Grandiose. À couper le souffle. En descendant l’escalier principal du Grand Palais pour rejoindre l’hexagone de combat, en réajustant son dobok avant la finale pour la médaille de bronze (catégorie moins de 67 kilos), sans doute a-t-elle songé aux fondements de son sport. « La voie des pieds, des poings et de la sagesse ». Dans sa longue journée olympique, Sarah Chaâri a mélangé tout cela, avec le plus d’harmonie possible. Avec énormément d’émotion surtout, celle qui l’a transpercée dans les ultimes dixièmes de seconde d’un combat qui était sacrément mal embarqué, face à l’Ouzbèke Ozoda Sobirjonova. Celle qui l’a envahie lorsque la décision du referee, via la vidéo, lui a in extremis attribué la victoire. Sur le gong, « on te buzzer ». Quelques minutes à peine après les prestations historiques de Nafi Thiam et Noor Vidts au Stade de France, la Carolo a offert une 9e médaille olympique à la Belgique, la toute première de l’histoire pour le taekwondo belge.

« Je ne me rends pas encore compte de ce qui vient de se passer, je vais d’abord retrouver ma famille et mes amis pour partager tout ça. » Les yeux brillent, les larmes coulent sur son visage rougi par l’effort, par la confusion des sentiments sans doute aussi. Est-ce plus fort qu’un titre mondial ? Une seconde de réflexion, alors que le drapeau belge est posé sur ses épaules. « Oui, oui ! On travaille plusieurs années pour cela.

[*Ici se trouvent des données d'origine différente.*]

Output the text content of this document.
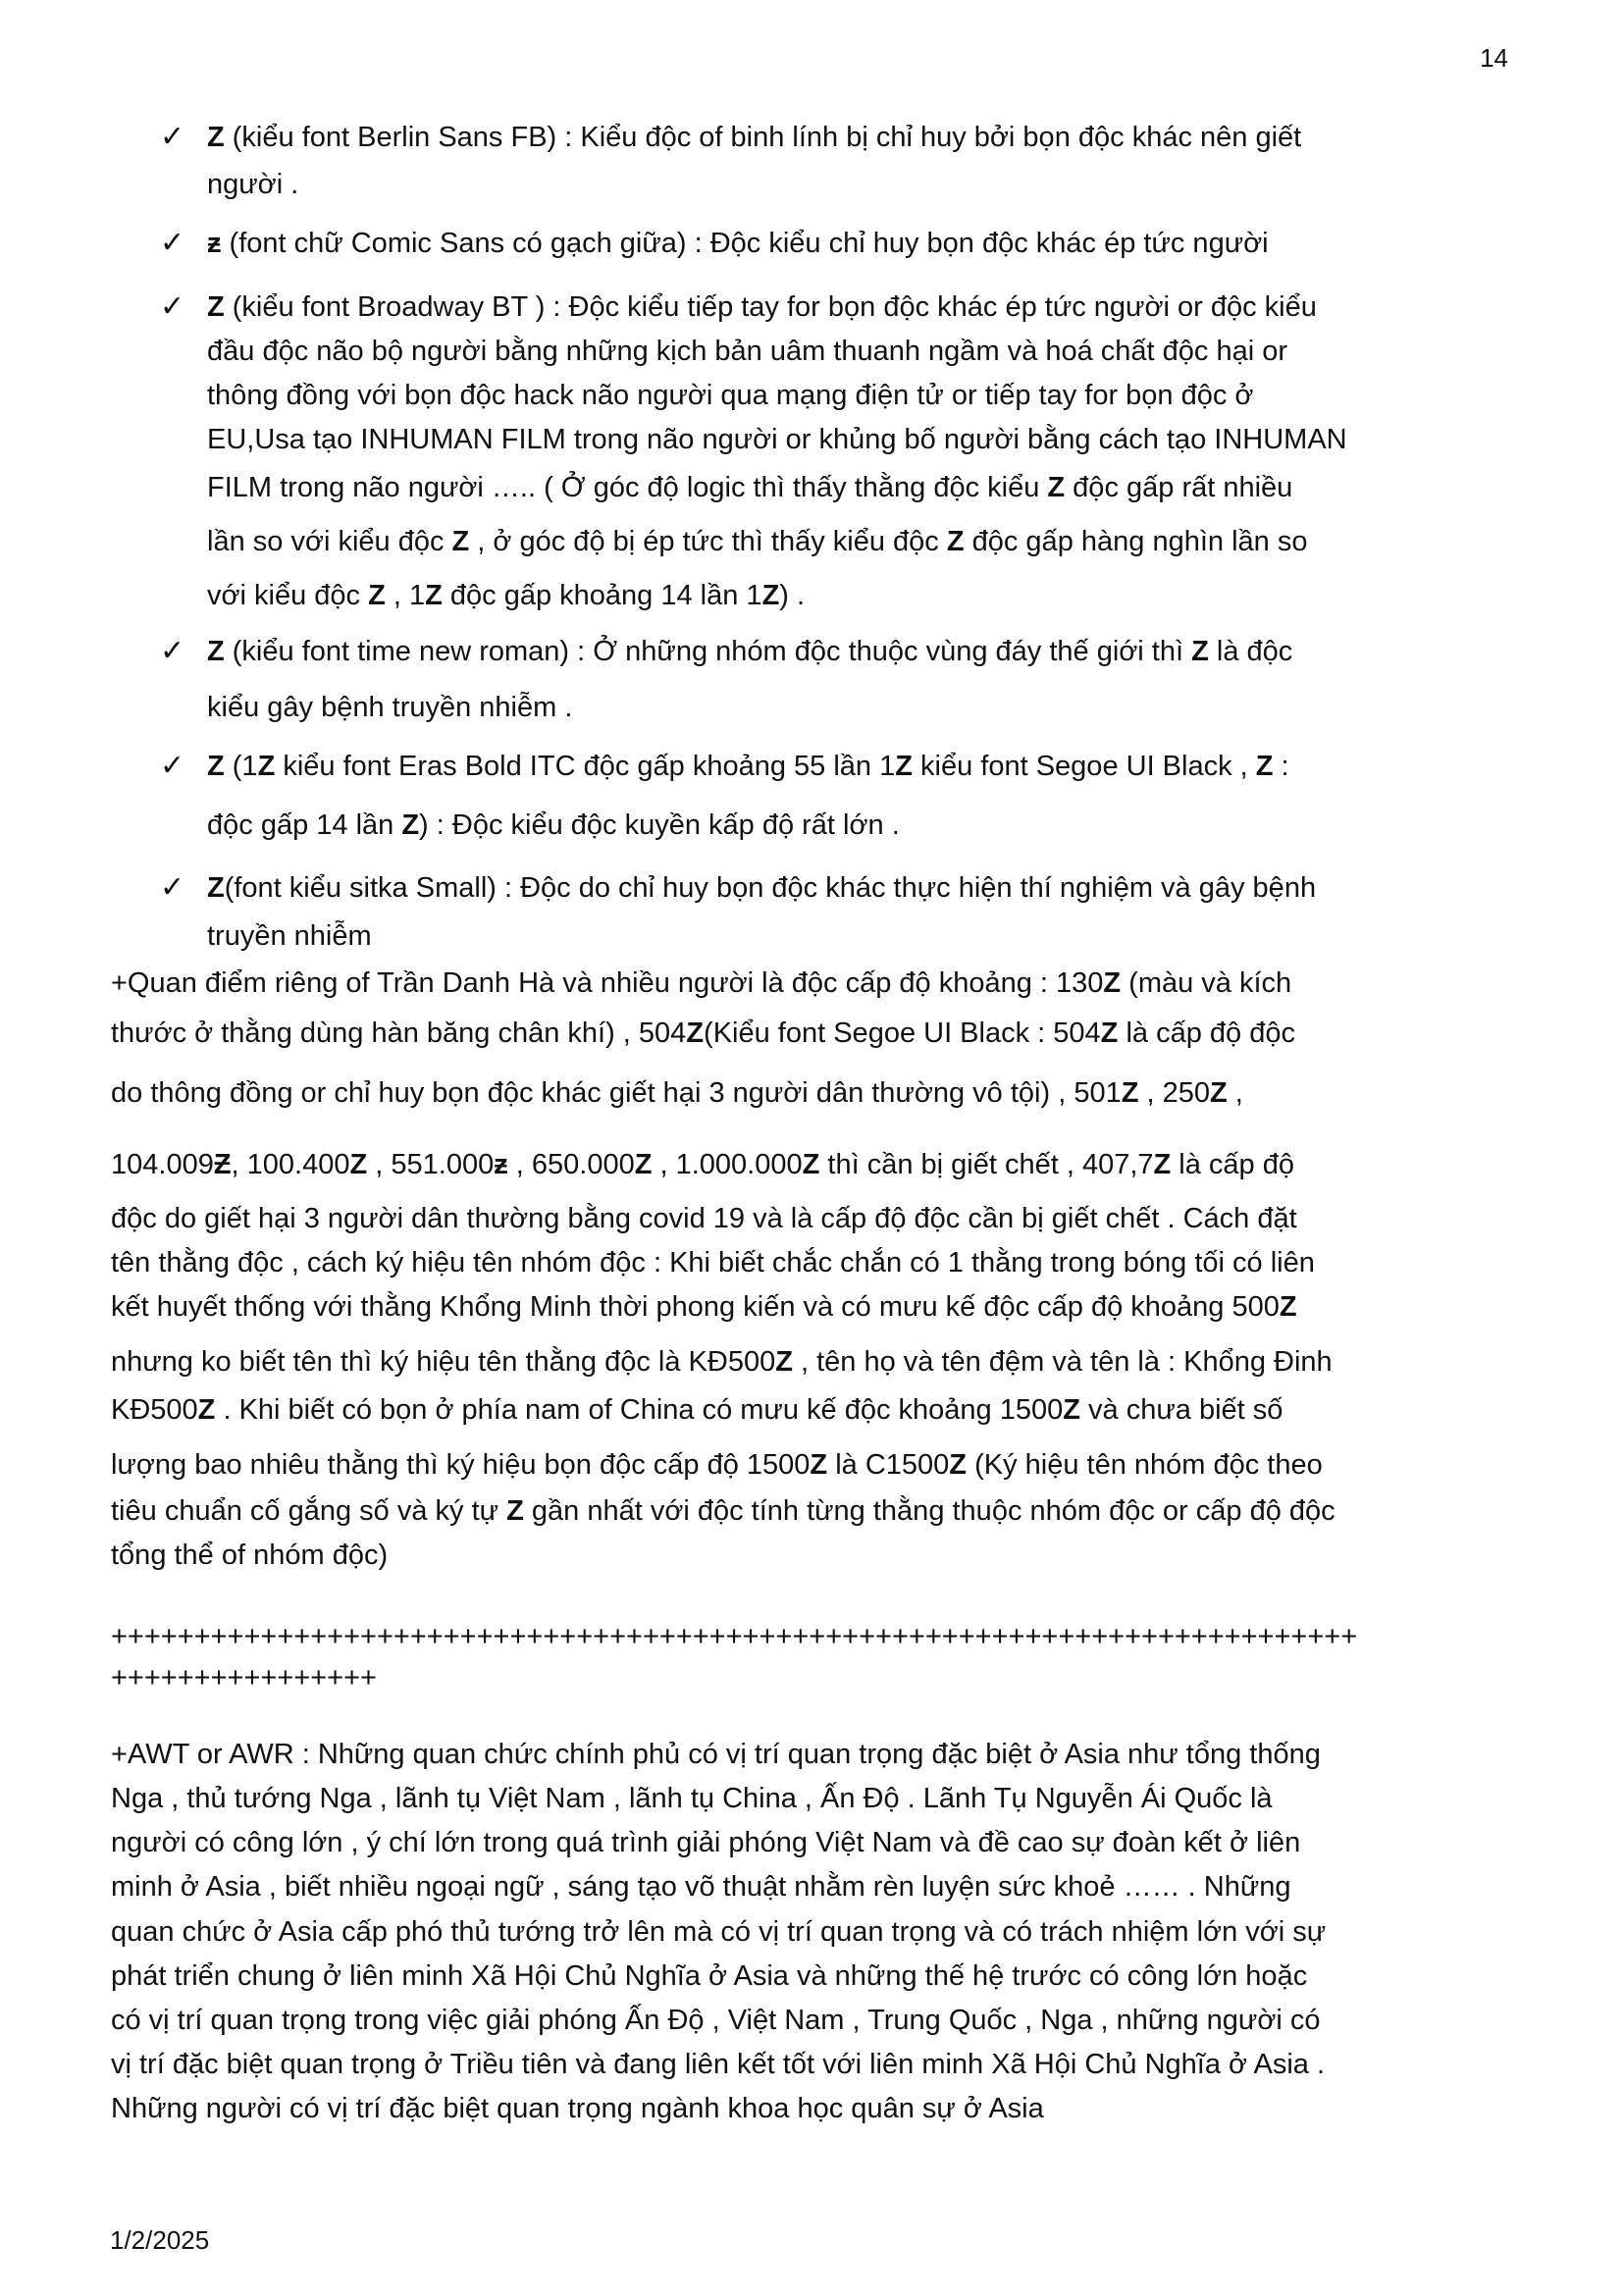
14
✓
✓
✓
✓
✓
✓
Z (kiểu font Berlin Sans FB) : Kiểu độc of binh lính bị chỉ huy bởi bọn độc khác nên giết
người .
ƶ (font chữ Comic Sans có gạch giữa) : Độc kiểu chỉ huy bọn độc khác ép tức người
Z (kiểu font Broadway BT ) : Độc kiểu tiếp tay for bọn độc khác ép tức người or độc kiểu
đầu độc não bộ người bằng những kịch bản uâm thuanh ngầm và hoá chất độc hại or
thông đồng với bọn độc hack não người qua mạng điện tử or tiếp tay for bọn độc ở
EU,Usa tạo INHUMAN FILM trong não người or khủng bố người bằng cách tạo INHUMAN
FILM trong não người ….. ( Ở góc độ logic thì thấy thằng độc kiểu Z độc gấp rất nhiều
lần so với kiểu độc Z , ở góc độ bị ép tức thì thấy kiểu độc Z độc gấp hàng nghìn lần so
với kiểu độc Z , 1Z độc gấp khoảng 14 lần 1Z) .
Z (kiểu font time new roman) : Ở những nhóm độc thuộc vùng đáy thế giới thì Z là độc
kiểu gây bệnh truyền nhiễm .
Z (1Z kiểu font Eras Bold ITC độc gấp khoảng 55 lần 1Z kiểu font Segoe UI Black , Z :
độc gấp 14 lần Z) : Độc kiểu độc kuyền kấp độ rất lớn .
Z(font kiểu sitka Small) : Độc do chỉ huy bọn độc khác thực hiện thí nghiệm và gây bệnh
truyền nhiễm
+Quan điểm riêng of Trần Danh Hà và nhiều người là độc cấp độ khoảng : 130Z (màu và kích
thước ở thằng dùng hàn băng chân khí) , 504Z(Kiểu font Segoe UI Black : 504Z là cấp độ độc
do thông đồng or chỉ huy bọn độc khác giết hại 3 người dân thường vô tội) , 501Z , 250Z ,
104.009Ƶ, 100.400Z , 551.000ƶ , 650.000Z , 1.000.000Z thì cần bị giết chết , 407,7Z là cấp độ
độc do giết hại 3 người dân thường bằng covid 19 và là cấp độ độc cần bị giết chết . Cách đặt
tên thằng độc , cách ký hiệu tên nhóm độc : Khi biết chắc chắn có 1 thằng trong bóng tối có liên
kết huyết thống với thằng Khổng Minh thời phong kiến và có mưu kế độc cấp độ khoảng 500Z
nhưng ko biết tên thì ký hiệu tên thằng độc là KĐ500Z , tên họ và tên đệm và tên là : Khổng Đinh
KĐ500Z . Khi biết có bọn ở phía nam of China có mưu kế độc khoảng 1500Z và chưa biết số
lượng bao nhiêu thằng thì ký hiệu bọn độc cấp độ 1500Z là C1500Z (Ký hiệu tên nhóm độc theo
tiêu chuẩn cố gắng số và ký tự Z gần nhất với độc tính từng thằng thuộc nhóm độc or cấp độ độc
tổng thể of nhóm độc)
+++++++++++++++++++++++++++++++++++++++++++++++++++++++++++++++++++++++++++
++++++++++++++++
+AWT or AWR : Những quan chức chính phủ có vị trí quan trọng đặc biệt ở Asia như tổng thống
Nga , thủ tướng Nga , lãnh tụ Việt Nam , lãnh tụ China , Ấn Độ . Lãnh Tụ Nguyễn Ái Quốc là
người có công lớn , ý chí lớn trong quá trình giải phóng Việt Nam và đề cao sự đoàn kết ở liên
minh ở Asia , biết nhiều ngoại ngữ , sáng tạo võ thuật nhằm rèn luyện sức khoẻ …… . Những
quan chức ở Asia cấp phó thủ tướng trở lên mà có vị trí quan trọng và có trách nhiệm lớn với sự
phát triển chung ở liên minh Xã Hội Chủ Nghĩa ở Asia và những thế hệ trước có công lớn hoặc
có vị trí quan trọng trong việc giải phóng Ấn Độ , Việt Nam , Trung Quốc , Nga , những người có
vị trí đặc biệt quan trọng ở Triều tiên và đang liên kết tốt với liên minh Xã Hội Chủ Nghĩa ở Asia .
Những người có vị trí đặc biệt quan trọng ngành khoa học quân sự ở Asia
1/2/2025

Une médaille olympique, quelle que soit sa couleur, c’est le Saint-Graal. Pour moi, c’est déjà un accomplissement… »

Se redresser après une défaite, le vrai défi

La benjamine de la délégation (19 ans) n’a pas été écrasée par la majesté des lieux, à peine plus par l’enjeu : Sarah Chaâri s’est au contraire servi du contexte unique et universel des Jeux, sous les ors centenaires du Grand Palais, pour éprouver un plaisir fou sur le tatami, sous des milliers de paires d’yeux étonnés par l’aplomb d’une jeune femme pourtant attendue au tournant par toute la concurrence. Un statut de numéro 1 mondiale, ça change le regard des autres, à défaut de la sportive elle-même.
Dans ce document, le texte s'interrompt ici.